Deltona subdivision argues city should pay for road repairs
                             

Article Courtesy of The News-Journal

By Mark Harper

Published March 15, 2012 

DELTONA -- After agreeing last month to come up with $250,000 to pay for road repairs, residents of a westside subdivision now say the city should cover those costs.

City commissioners, meeting in a workshop Monday, heard an argument from an attorney representing the Saxon Ridge Homeowners Association that she acknowledged was a "game-changing discussion."

Who will pay for the repairs is at issue because of confusion over whether the roads were ever formally dedicated to the public. City officials have contended the roads were never made public.

Assistant City Manager Dave Denny reiterated that position Monday, saying he and City Commissioner Heidi Herzberg had met with homeowners association officials on Feb. 2.

"I don't want to speak with them, but it was my understanding they would raise their monthly fees to come up with $40,000, the immediate need," Denny said. "They were interested in the city creating a special taxing district to get the remaining $210,000."

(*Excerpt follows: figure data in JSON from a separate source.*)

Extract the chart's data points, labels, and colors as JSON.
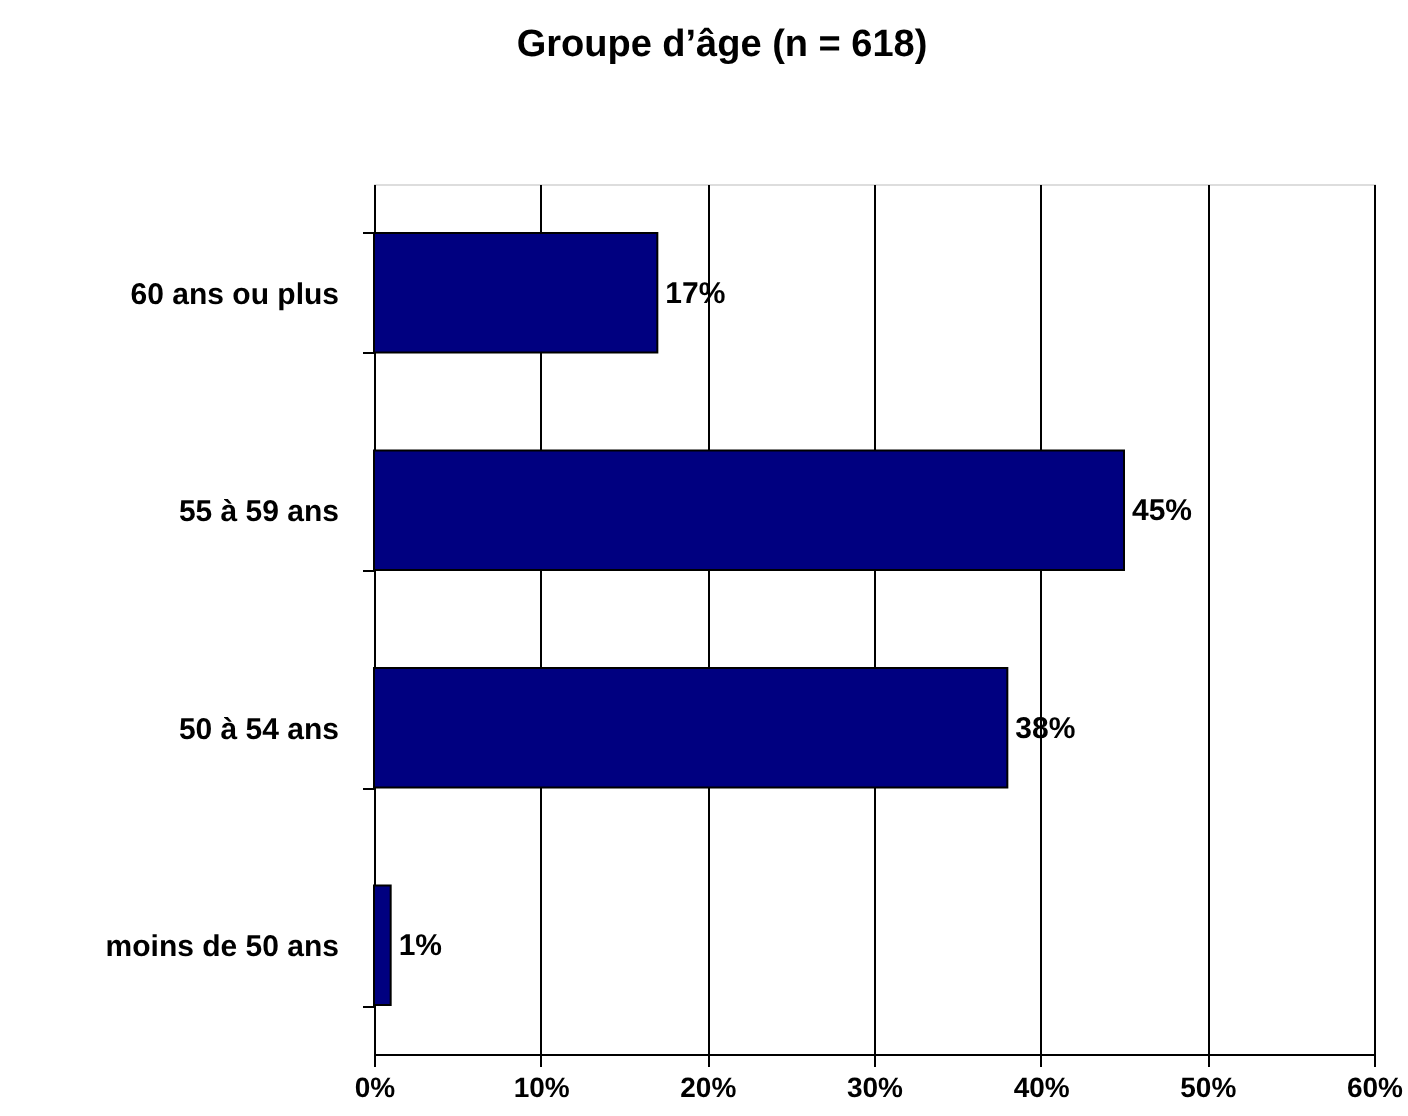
{
  "chart_data": {
    "type": "bar",
    "orientation": "horizontal",
    "title": "Groupe d’âge (n = 618)",
    "categories": [
      "60 ans ou plus",
      "55 à 59 ans",
      "50 à 54 ans",
      "moins de 50 ans"
    ],
    "values": [
      17,
      45,
      38,
      1
    ],
    "color": "#000080",
    "value_labels": [
      "17%",
      "45%",
      "38%",
      "1%"
    ],
    "xlim": [
      0,
      60
    ],
    "xticks": [
      {
        "value": 0,
        "label": "0%"
      },
      {
        "value": 10,
        "label": "10%"
      },
      {
        "value": 20,
        "label": "20%"
      },
      {
        "value": 30,
        "label": "30%"
      },
      {
        "value": 40,
        "label": "40%"
      },
      {
        "value": 50,
        "label": "50%"
      },
      {
        "value": 60,
        "label": "60%"
      }
    ],
    "grid": "x"
  }
}
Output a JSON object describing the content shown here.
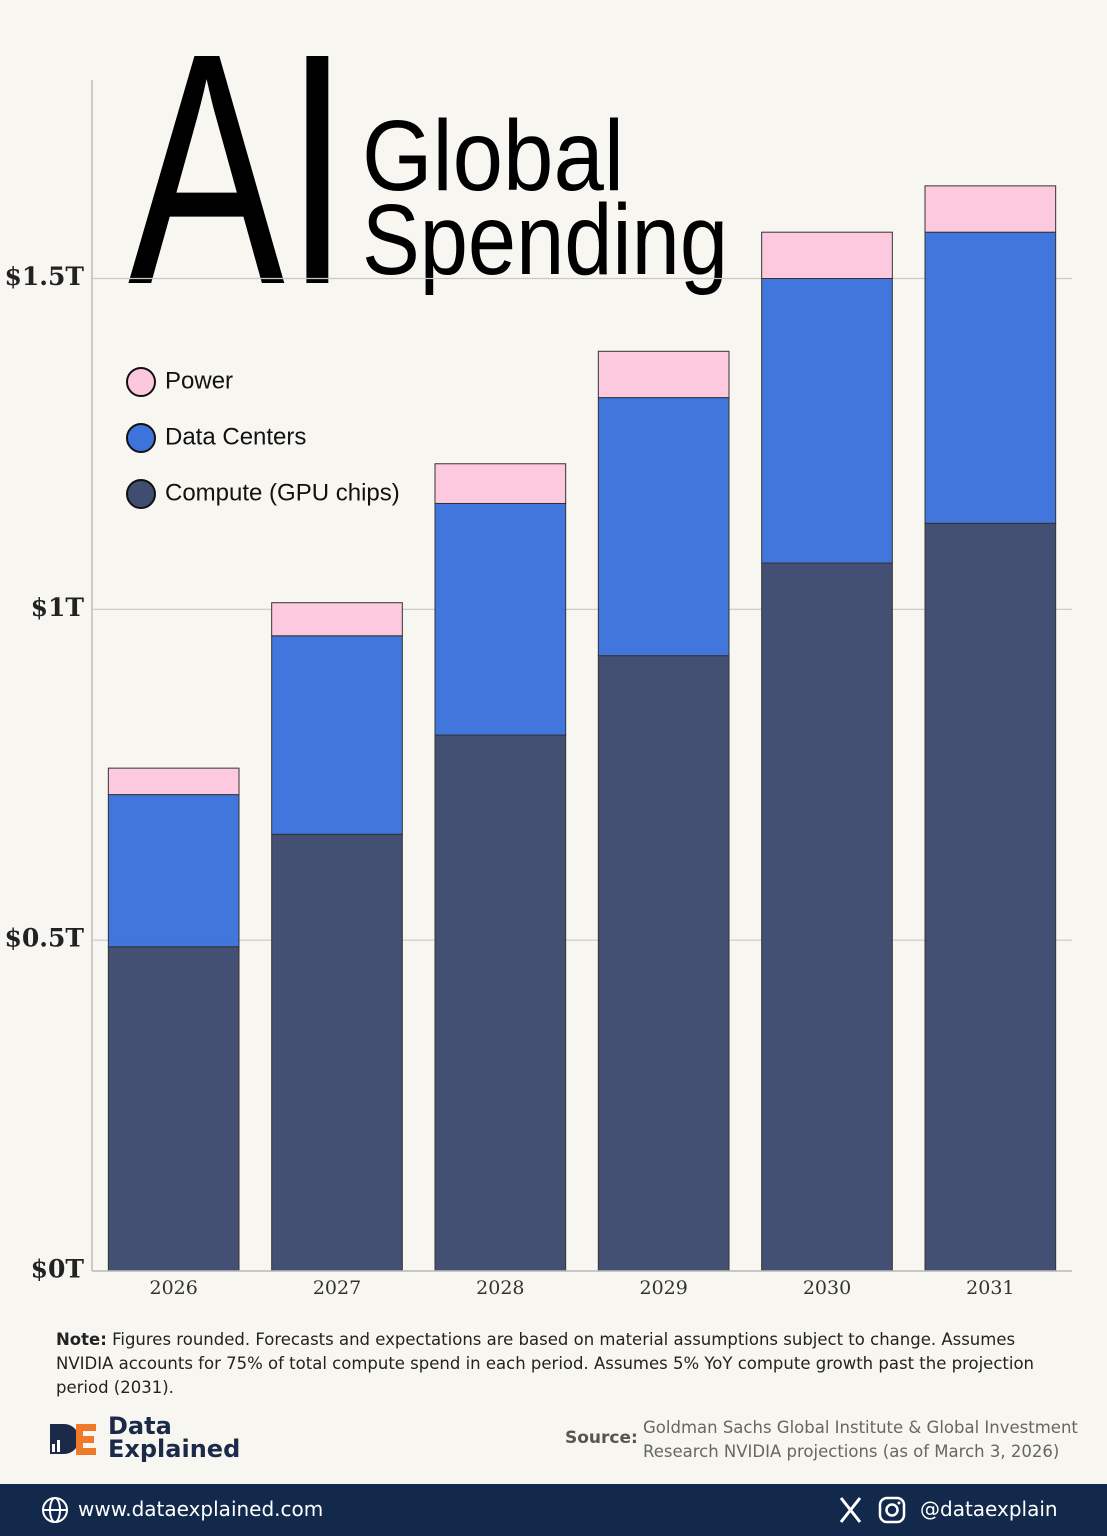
{
  "chart_data": {
    "type": "stacked_bar",
    "title": "AI",
    "subtitle_line1": "Global",
    "subtitle_line2": "Spending",
    "categories": [
      "2026",
      "2027",
      "2028",
      "2029",
      "2030",
      "2031"
    ],
    "series": [
      {
        "name": "Compute (GPU chips)",
        "color": "#3f4d70",
        "values": [
          0.49,
          0.66,
          0.81,
          0.93,
          1.07,
          1.13
        ]
      },
      {
        "name": "Data Centers",
        "color": "#3d74dc",
        "values": [
          0.23,
          0.3,
          0.35,
          0.39,
          0.43,
          0.44
        ]
      },
      {
        "name": "Power",
        "color": "#fdc8de",
        "values": [
          0.04,
          0.05,
          0.06,
          0.07,
          0.07,
          0.07
        ]
      }
    ],
    "ylim": [
      0,
      1.8
    ],
    "yticks": [
      {
        "value": 0,
        "label": "$0T"
      },
      {
        "value": 0.5,
        "label": "$0.5T"
      },
      {
        "value": 1,
        "label": "$1T"
      },
      {
        "value": 1.5,
        "label": "$1.5T"
      }
    ],
    "grid": true
  },
  "note_label": "Note:",
  "note": "Figures rounded. Forecasts and expectations are based on material assumptions subject to change. Assumes NVIDIA accounts for 75% of total compute spend in each period. Assumes 5% YoY compute growth past the projection period (2031).",
  "brand_line1": "Data",
  "brand_line2": "Explained",
  "source_label": "Source:",
  "source": "Goldman Sachs Global Institute & Global Investment Research NVIDIA projections (as of March 3, 2026)",
  "website": "www.dataexplained.com",
  "handle": "@dataexplain"
}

Once the roads were improved, the city would then accept them as public and take on their maintenance, Denny said.

All that changed last week, according to Asima Azam, an Orlando attorney representing the homeowners.

In researching the matter, she found that the roads had indeed been dedicated to the public -- not in the late 1990s when the subdivision was going through the city's approval process, but in 1955, some seven years before Deltona's existence.

Here's what happened, according to a letter written by Azam to Denny.

In 1997, Leeds Holdings, a Winter Park developer, purchased what would become Saxon Ridge, a subdivision with more than 200 lots near the Interstate 4-Saxon Boulevard interchange. At the time, the property had already been platted and approved as Orange City Estates Unit No. 3. That was done in 1955.

The plat was never developed, that is, until it was sold and renamed as Saxon Ridge. Many of the roads appear on a Saxon Ridge map exactly as they did on the Orange City Estates map, but the names have been changed.

For instance, the main gateway for Saxon Ridge, Haversham Road, was called Florida Avenue on the 1955 plat,

"It now our position that the plat was never vacated. The streets were public in 1955 and they remain public today."

City officials didn't react to Azam's argument, other than to suggest the city's staff will need to digest it.

Deltona officials have signaled they don't expect budget constraints to ease anytime soon. This year the city was limited to repaving only sections Elkcam Boulevard and no other city roads.